The Save the Evidence campaign is a fundraising campaign through the Woodland Cultural Centre to raise money for the complete restoration of the Mohawk Institute Residential School, one of the last residential schools still standing in Canada.
In 2013, major roof leaks at the Mohawk Institute caused significant and costly damage to the building. With such large costs to repair the building, the Woodland Cultural Centre conducted several community consultations to gauge the level of support from the community in favor of its restoration. The results were overwhelming, with more than 98% in favor.
In response, the Save the Evidence campaign was born. It’s goals in raising funds are not only for repair and restoration, but also to ensure that the physical evidence of the dark history of Residential Schools in Canada is never forgotten.
Three years ago, the WCC launched a video series called Survivor Stories, and is a series of interviews from surviving community members that attended the Mohawk Institute.

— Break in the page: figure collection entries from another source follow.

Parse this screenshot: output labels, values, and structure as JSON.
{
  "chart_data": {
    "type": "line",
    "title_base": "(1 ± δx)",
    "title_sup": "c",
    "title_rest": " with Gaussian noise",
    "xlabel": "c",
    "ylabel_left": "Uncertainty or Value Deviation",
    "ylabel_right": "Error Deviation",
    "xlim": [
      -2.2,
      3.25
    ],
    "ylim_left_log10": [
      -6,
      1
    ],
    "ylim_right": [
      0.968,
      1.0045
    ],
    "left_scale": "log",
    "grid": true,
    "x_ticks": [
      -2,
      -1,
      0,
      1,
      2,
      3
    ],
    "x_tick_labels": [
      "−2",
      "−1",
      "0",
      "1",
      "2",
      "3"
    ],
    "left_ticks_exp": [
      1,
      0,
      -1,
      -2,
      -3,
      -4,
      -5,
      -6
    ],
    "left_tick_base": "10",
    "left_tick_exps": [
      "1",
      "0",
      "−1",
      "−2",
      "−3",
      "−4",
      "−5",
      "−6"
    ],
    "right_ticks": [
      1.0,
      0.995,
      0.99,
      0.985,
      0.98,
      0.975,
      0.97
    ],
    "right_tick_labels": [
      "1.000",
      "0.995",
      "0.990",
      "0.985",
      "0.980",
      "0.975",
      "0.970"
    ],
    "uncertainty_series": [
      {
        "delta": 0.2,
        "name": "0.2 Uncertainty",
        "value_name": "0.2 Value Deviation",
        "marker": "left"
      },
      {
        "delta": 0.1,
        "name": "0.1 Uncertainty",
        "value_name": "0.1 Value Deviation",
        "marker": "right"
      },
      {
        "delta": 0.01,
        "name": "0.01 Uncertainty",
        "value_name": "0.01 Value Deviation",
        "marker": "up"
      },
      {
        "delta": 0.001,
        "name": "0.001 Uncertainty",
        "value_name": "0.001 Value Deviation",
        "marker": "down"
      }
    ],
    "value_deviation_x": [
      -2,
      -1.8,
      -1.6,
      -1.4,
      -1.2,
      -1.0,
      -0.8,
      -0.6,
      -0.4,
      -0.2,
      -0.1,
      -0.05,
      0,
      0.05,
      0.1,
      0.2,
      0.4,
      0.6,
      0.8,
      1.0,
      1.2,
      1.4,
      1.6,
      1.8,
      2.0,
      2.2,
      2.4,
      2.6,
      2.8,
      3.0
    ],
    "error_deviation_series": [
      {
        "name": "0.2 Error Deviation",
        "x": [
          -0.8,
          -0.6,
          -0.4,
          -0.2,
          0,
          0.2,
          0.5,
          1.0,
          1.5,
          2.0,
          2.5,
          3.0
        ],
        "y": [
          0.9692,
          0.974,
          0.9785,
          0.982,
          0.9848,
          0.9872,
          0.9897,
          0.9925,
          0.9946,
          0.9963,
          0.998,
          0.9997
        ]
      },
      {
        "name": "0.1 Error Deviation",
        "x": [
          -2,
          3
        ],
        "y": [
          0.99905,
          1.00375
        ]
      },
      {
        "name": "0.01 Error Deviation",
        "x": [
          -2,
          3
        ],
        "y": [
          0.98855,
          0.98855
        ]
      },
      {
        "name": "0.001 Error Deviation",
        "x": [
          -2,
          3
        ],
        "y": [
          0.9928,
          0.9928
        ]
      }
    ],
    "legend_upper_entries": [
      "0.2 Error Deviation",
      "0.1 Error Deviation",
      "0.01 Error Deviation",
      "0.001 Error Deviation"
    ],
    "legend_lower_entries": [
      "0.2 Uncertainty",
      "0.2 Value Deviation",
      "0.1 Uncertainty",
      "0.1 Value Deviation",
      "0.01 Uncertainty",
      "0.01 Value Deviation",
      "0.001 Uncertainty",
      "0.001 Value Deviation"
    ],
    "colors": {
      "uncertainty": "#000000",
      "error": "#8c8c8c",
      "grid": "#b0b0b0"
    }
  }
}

The grand prize from CanadaHelps would allow the Woodland Cultural Centre to continue their important work with Mohawk Institute survivors, ensuring their history and stories are preserved.
“This $20,000 prize would allow us to travel to different communities and record more Survivor Stories” says Layla Black, Marketing Coordinator at the WCC.

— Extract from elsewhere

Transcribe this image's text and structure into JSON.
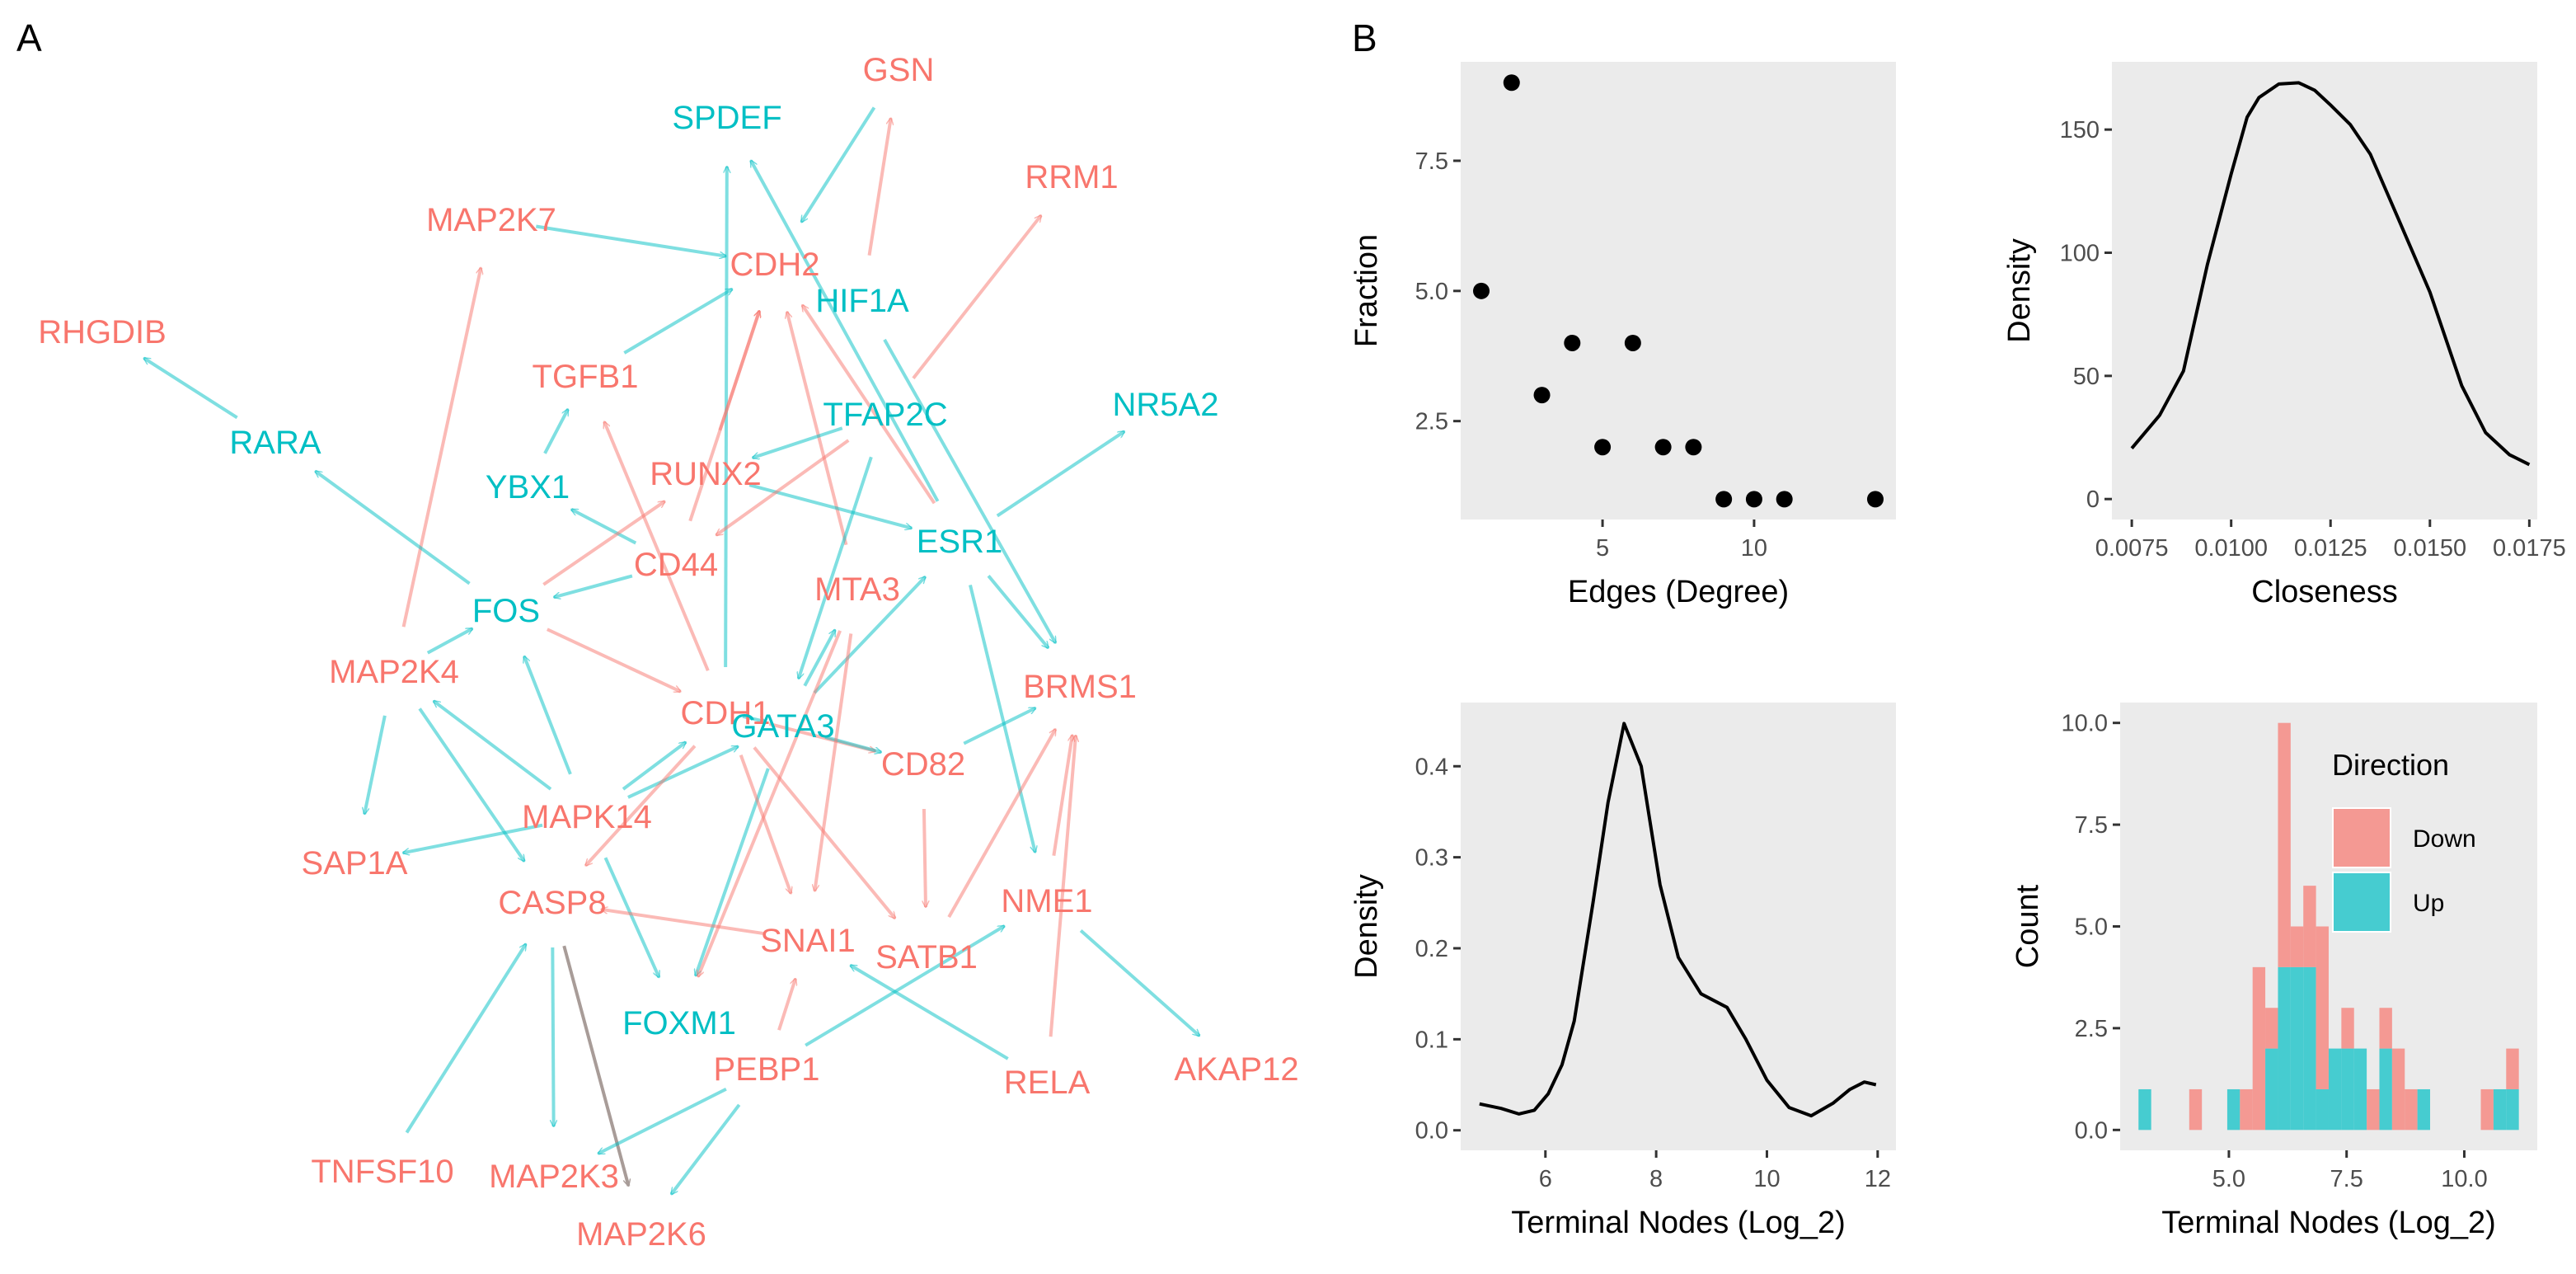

The Woodland plans to use the money raised to travel throughout their support communities to collect and record stories of survivors and generational survivors of residential schools. Protecting oral histories such as these is integral to what the WCC does at the Save the Evidence campaign. The children of future generations will in turn be able to learn from these stories.
The Save the Evidence campaign and the WCC are asking donors to support the campaign by donating whatever they can so they have more chances to win the $20,000 grand prize from the Great Canadian Giving Challenge. All funds raised will help them to reach their goal of completing their historic and monumental project to preserve the Mohawk Institute Indian Residential School as a “site of conscience” for all future generations.
“Speaking with survivors has been the most rewarding and educational part of working at the Woodland Cultural Centre” Black told TRT staff.
“Their stories have helped me understand my ow trauma and given me strength and courage to relearn my language and culture. More people need to hear these stories and more stories need to be captured.”
Oral tradition has been how Indigenous people have passed down knowledge for thousands of years, and the WCC, Save the Evidence campaign and Survivor Stories believes that these stories need to be heard by all.